IL SERVIZIO SANITARIO NAZIONALE SOTTO LA LENTE DELLA CORTE DEI CONTI

MOLTE LE CRITICITÀ, DALLE DIFFERENZE REGIONALI AGLI INVESTIMENTI

La scorsa settimana, durante la cerimonia di inaugurazione dell’anno giudiziario avvenuta alla presenza del Presidente della Repubblica Sergio Mattarella, la Corte dei Conti ha esaminato lo stato di salute del Servizio sanitario nazionale. L’analisi è stata molto dettagliata e ha riguardati sia lo stato generale delle cose che alcuni aspetti specifici, ma la diagnosi è stata nell’insieme decisamente impietosa.

La relazione della Corte comincia con una frase pesante: “non si può sottacere che la grave crisi di sostenibilità del sistema sanitario nazionale non garantisce più alla popolazione un’effettiva equità di accesso alle prestazioni sanitarie […]; da un Servizio Sanitario Nazionale incentrato sulla tutela del diritto costituzionalmente garantito, a tanti diversi sistemi sanitari regionali, sempre più basati sulle regole del libero mercato”. Secondo la Corte, quindi, è un fatto che le disparità regionali abbiano frammentato la promessa costituzionale del diritto alla salute. Un secondo rilievo è poi dedicato alla crisi “sistemica” dovuta alla fuga del personale sanitario in quanto “non adeguatamente remunerato”. La Corte ha poi dichiarato che a questa crisi si dovrebbe rispondere “con decisioni ed investimenti non più rinviabili […] capaci di ridare lustro ad una professione che, assieme a quella degli insegnanti, misura il senso civile di un Paese”. La spesa sanitaria, quindi, diventerà fondamentale per ridare dignità al Sistema sanitario nazionale, e anche a questo la Corte ha dedicato parole incontrovertibili: “nel 2022”, afferma infatti la Corte, “la spesa ha segnato una riduzione in termini di prodotto e assume, nelle previsioni del governo nel DEF 2023, un profilo in continua flessione anche nel prossimo triennio”. Nonostante le parole, quindi, le risorse calano in termini reali.

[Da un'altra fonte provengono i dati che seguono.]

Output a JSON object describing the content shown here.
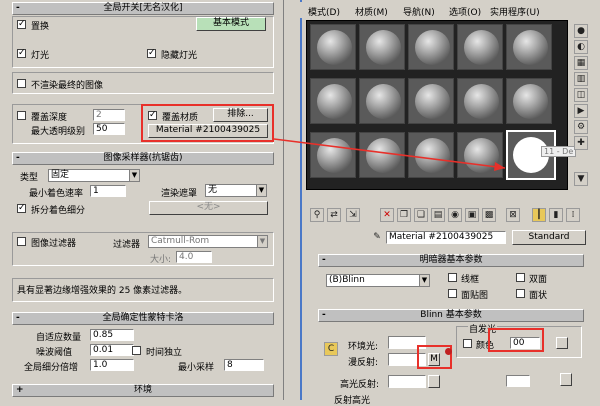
{
  "left": {
    "global_switch": {
      "title": "全局开关[无名汉化]"
    },
    "displace": {
      "label": "置换",
      "checked": true
    },
    "basic_mode_btn": "基本模式",
    "lights": {
      "label": "灯光",
      "checked": true
    },
    "hidden_lights": {
      "label": "隐藏灯光",
      "checked": true
    },
    "dont_render_final": {
      "label": "不渲染最终的图像",
      "checked": false
    },
    "override_depth": {
      "label": "覆盖深度",
      "value": "2"
    },
    "max_transp_level": {
      "label": "最大透明级别",
      "value": "50"
    },
    "override_mtl": {
      "label": "覆盖材质",
      "checked": true
    },
    "exclude_btn": "排除...",
    "override_mtl_name": "Material #2100439025",
    "image_sampler": {
      "title": "图像采样器(抗锯齿)"
    },
    "type": {
      "label": "类型",
      "value": "固定"
    },
    "min_shading_rate": {
      "label": "最小着色速率",
      "value": "1"
    },
    "render_mask": {
      "label": "渲染遮罩",
      "value": "无"
    },
    "split_shading": {
      "label": "拆分着色细分",
      "checked": true
    },
    "none_btn": "<无>",
    "image_filter": {
      "label": "图像过滤器",
      "checked": false
    },
    "filter": {
      "label": "过滤器",
      "value": "Catmull-Rom"
    },
    "size": {
      "label": "大小:",
      "value": "4.0"
    },
    "filter_desc": "具有显著边缘增强效果的 25 像素过滤器。",
    "global_dmc": {
      "title": "全局确定性蒙特卡洛"
    },
    "adaptive_amount": {
      "label": "自适应数量",
      "value": "0.85"
    },
    "noise_threshold": {
      "label": "噪波阈值",
      "value": "0.01"
    },
    "time_independent": {
      "label": "时间独立",
      "checked": false
    },
    "global_subdiv_mult": {
      "label": "全局细分倍增",
      "value": "1.0"
    },
    "min_samples": {
      "label": "最小采样",
      "value": "8"
    },
    "environment": {
      "title": "环境"
    }
  },
  "right": {
    "menu": [
      "模式(D)",
      "材质(M)",
      "导航(N)",
      "选项(O)",
      "实用程序(U)"
    ],
    "slot_label": "11 - De",
    "material_name": "Material #2100439025",
    "material_type": "Standard",
    "shader_basic": {
      "title": "明暗器基本参数"
    },
    "shader": "(B)Blinn",
    "wire": "线框",
    "two_sided": "双面",
    "face_map": "面贴图",
    "faceted": "面状",
    "blinn_basic": {
      "title": "Blinn 基本参数"
    },
    "self_illum": "自发光",
    "color": "颜色",
    "self_illum_value": "00",
    "ambient": "环境光:",
    "diffuse": "漫反射:",
    "specular": "高光反射:",
    "map_btn": "M",
    "reflect_hl": "反射高光"
  },
  "colors": {
    "highlight": "#e8302a",
    "panel": "#d4d0c8"
  }
}
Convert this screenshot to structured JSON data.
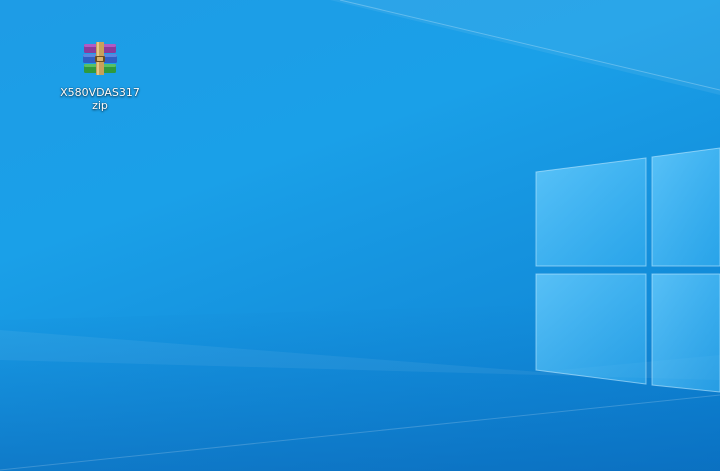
{
  "desktop": {
    "wallpaper": "windows-10-hero-wallpaper",
    "background_color": "#1a9be6",
    "icons": [
      {
        "label": "X580VDAS317zip",
        "icon": "winrar-archive-icon"
      }
    ]
  }
}
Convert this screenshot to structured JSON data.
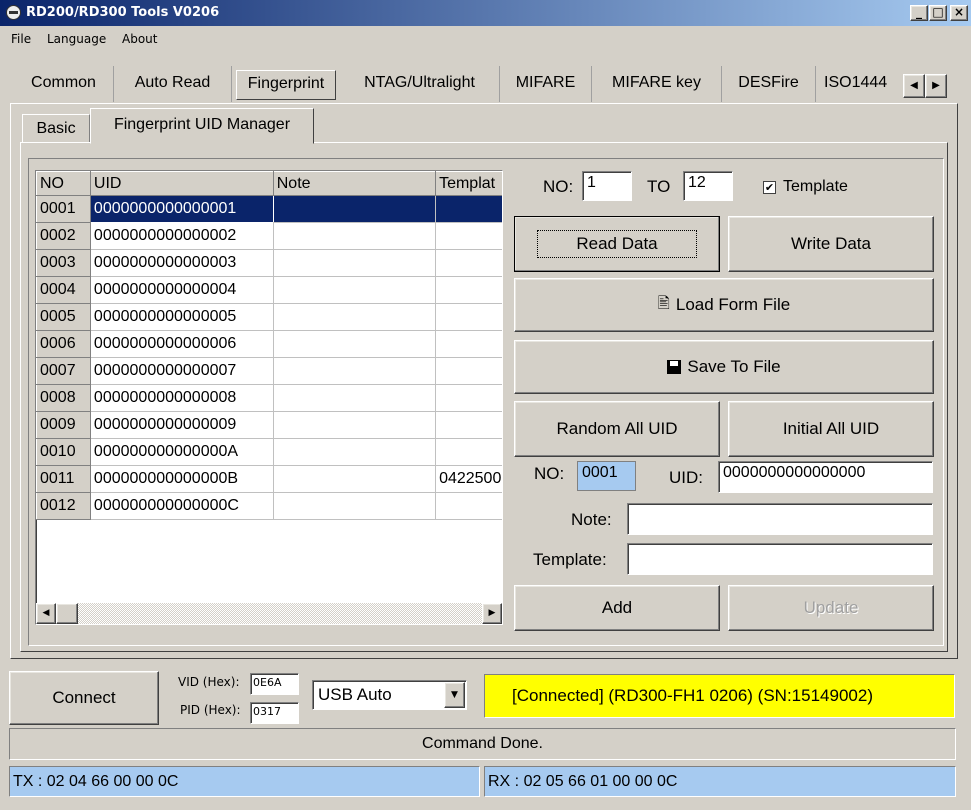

I fenomeni demografici – ovvero l’invecchiamento della popolazione – imporranno però un suo aumento per non penalizzare i cittadini, ma nel frattempo a trovarsi tra l’incudine e il martello sono proprio loro: a livello regionale “la spesa sanitaria ha continuato a crescere più delle entrate, ponendo le Amministrazioni di fronte alla necessità […] di “dirottare” al finanziamento del settore risorse aggiuntive per garantire l’equilibrio dei conti”. Risorse aggiuntive che sono state reperite con l’aumento delle imposte regionali, o con il taglio di altre voci di spesa in bilancio. Infine la Corte ha dedicato un passaggio della sua relazione anche ai Livelli Essenziali di Assistenza, ovvero quell’insieme di prestazioni, servizi e attività che tutti i cittadini hanno diritto a ottenere dal Servizio sanitario nazionale: il loro monitoraggio nel 2021 ha evidenziato un miglioramento generale, “con 14 regioni che raggiungono la sufficienza in ciascun livello di assistenza (rispetto alle 11 del 2020 ma alle 15 del 2019)”, ma rimangono pesanti differenze tra regioni del Sud e regioni del Centro e del Nord.

La relazione della Corte dei Conti, in ultima analisi, evidenza gran parte di quelle criticità che la classe medica conosce da tempo: mancanza di compensi adeguati e un esercizio della professione sempre più soffocato dalla burocrazia hanno portato al crollo del numero dei medici di famiglia, ma altrettanti danni hanno fatto a tutti i professionisti sanitari, costringendoli spesso a rispondere a livello ospedaliero e di pronto soccorso a richieste di salute che una rete di sanità territoriale viva e forte avrebbe potuto prendere in carico per conto proprio. In un quadro così fosco la riforma sanitaria del PNRR sarà letterlamente vitale: l’alternativa al suo successo, purtroppo, sarà solamente la scomparsa del Sistema sanitario nazionale per come è stato creato nemmeno cinquant’anni or sono.